When I covered the recent IAAPA 2022 show in last week’s edition of Live Active Cultures, I foolishly assumed that the conference would serve as the pinnacle of the year’s theme park industry events. But just days after IAAPA attendees left Orlando, Disney’s board of directors dropped an unexpected bombshell that reverberated beyond the confines of the Magic Kingdom. The shocking dismissal of Walt Disney CEO Bob Chapek — who reportedly learned of his ouster shortly before Elton John was scheduled to give his last US performance — and the reinstatement of his predecessor Bob Iger after barely two years was certainly not a development you made your own Disney drama Bingo Card. with me.
But though many fans (and staff) welcomed the breaking news of Bob’s replacement by Bob with celebrations that rivaled the Munchkins’ jubilation at Dorothy’s coming, my joy was dampened by remembering the refrain from one of my favorite songs by the Who: “Meet the New Boss, Same Old Boss.” .”

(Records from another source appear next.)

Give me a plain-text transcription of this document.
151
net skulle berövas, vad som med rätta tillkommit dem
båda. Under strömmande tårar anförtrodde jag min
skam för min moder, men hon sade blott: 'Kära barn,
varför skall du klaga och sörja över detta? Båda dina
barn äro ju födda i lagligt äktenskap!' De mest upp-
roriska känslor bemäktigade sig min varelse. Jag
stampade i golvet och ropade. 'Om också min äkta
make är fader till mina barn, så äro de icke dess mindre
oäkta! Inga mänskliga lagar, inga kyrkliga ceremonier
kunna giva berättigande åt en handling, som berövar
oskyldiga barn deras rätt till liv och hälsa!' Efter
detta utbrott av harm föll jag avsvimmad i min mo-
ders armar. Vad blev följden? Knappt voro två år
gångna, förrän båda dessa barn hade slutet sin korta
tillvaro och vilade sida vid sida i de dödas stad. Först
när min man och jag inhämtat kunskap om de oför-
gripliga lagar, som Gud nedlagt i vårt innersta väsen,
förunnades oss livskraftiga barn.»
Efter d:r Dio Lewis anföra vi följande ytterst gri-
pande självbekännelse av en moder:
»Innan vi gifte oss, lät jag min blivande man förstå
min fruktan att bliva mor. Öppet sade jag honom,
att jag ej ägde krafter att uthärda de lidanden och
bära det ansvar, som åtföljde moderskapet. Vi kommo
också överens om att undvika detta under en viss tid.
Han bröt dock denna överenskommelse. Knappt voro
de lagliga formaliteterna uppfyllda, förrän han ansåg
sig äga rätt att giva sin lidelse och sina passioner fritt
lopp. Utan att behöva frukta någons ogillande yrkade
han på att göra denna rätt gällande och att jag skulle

It’s no secret that a pandemic-era acceleration of price hikes and service disruptions across Disney attractions has turned a growing number of die-hard former Disney fans against the company, with complaints about complex new crowd-control policies driving more and more potential visitors toward competitors like Universal. Much of that online anger was directed at Chapek personally, though many of the unpopular policies arose during Iger’s reign or fall under the purview of Parks boss Josh D’Amaro. And any pushback by annual pass holders didn’t stop Disney parks from reaching record revenues in the most recent fiscal quarter; If it weren’t for a stock price plunge precipitated by huge losses from the Disney+ streaming division, the parks profitability might have kept Chapek’s job.
As fun as it is to fantasize about Iger riding on a white horse to fix whatever the park-watchers grumble about, he actually has bigger things to worry about – like undoing Chapek’s disastrous restructuring of the studio’s content divisions and finding a suitable successor before his two-year contract expires. Even if Iger makes wholesale changes to the resorts, it wouldn’t necessarily mark a return to the poet era: Just watch Abigail Disney’s documentary, The American Dream and Other Tales, for evidence of how frontline staff members performed under his watch. Still, there’s a legitimate hope that Iger might want to undo some of the most unpopular policies associated with his short-lived heir, just to stop the bloodshed from brand recalls and start rebuilding trust with Mickey’s most vocal clientele.
Assuming that’s the case, here are a few totally no-nonsense suggestions Iger can implement within the next 30 days, instantly restoring the hearts and minds of pixie-dust addicts everywhere just in time for the New Year:
- Cancel theme park reservations for single-day and multi-day theme park tickets, and increase the number of annual park reservations annual pass holders can make in advance.
- Move up your park-eligibility time from 2 p.m. to noon, and stop asking pass holders to enter their reserved park first if arriving in the afternoon.
- Free parking lot trams resume operation at all theme parks.
- Ditch the default queue for Guardians of the Galaxy: Cosmic Rewind.
- Include a free Disney+ entry with every theme park entry.
- Officially cancel moving the company from California to Lake Nona, and re-enlist some talented Visualizers who have departed in recent years.
- Rehiring laid-off artists, with a focus on rebooting closed street shows like Citizens of Hollywood.
- Increase after-hours preventive maintenance on major attractions to reduce avalanche outbreaks.
- Announce a confirmed opening date for the Magic Kingdom’s Tron ship, and get in on the limited pre-Christmas previews.
Unfortunately, implementing all of these ideas wouldn’t solve the biggest problem with Walt Disney’s theme parks. The increase in attendance has outpaced the addition of new attractions, resulting in a net loss in per capita hourly capacity that is only exacerbated by additional freight line cutting schemes such as Genie+. In fact, unless Iger could immediately wave his magic wand hardware A few brand new e-tickets inside each park The most effective way he can improve your park-going experience is by getting rid of the Genie+, making guests pay an extra $20-$30 for the privilege of spending all day updating their smartphones in contemplation of Get the Lightning Lane return time.
With more than 50 percent of visitors shelling out on the service, it’s highly unlikely that Egger will kill this cash cow entirely. But capping sales at 10 percent of park attendance (while increasing the price dramatically) would make the service more valuable to those who choose to buy it, and less harmful to those who don’t.
And if Iger really cares about fixing what’s wrong with the resorts, he should just have his top lieutenants do exactly what I did last week: visit the parks with their families during the height of the holiday season, without any special perks. Allow a few VPs to watch their babies cry while waiting three hours for a flight, and you’ll see serious changes begin the next day.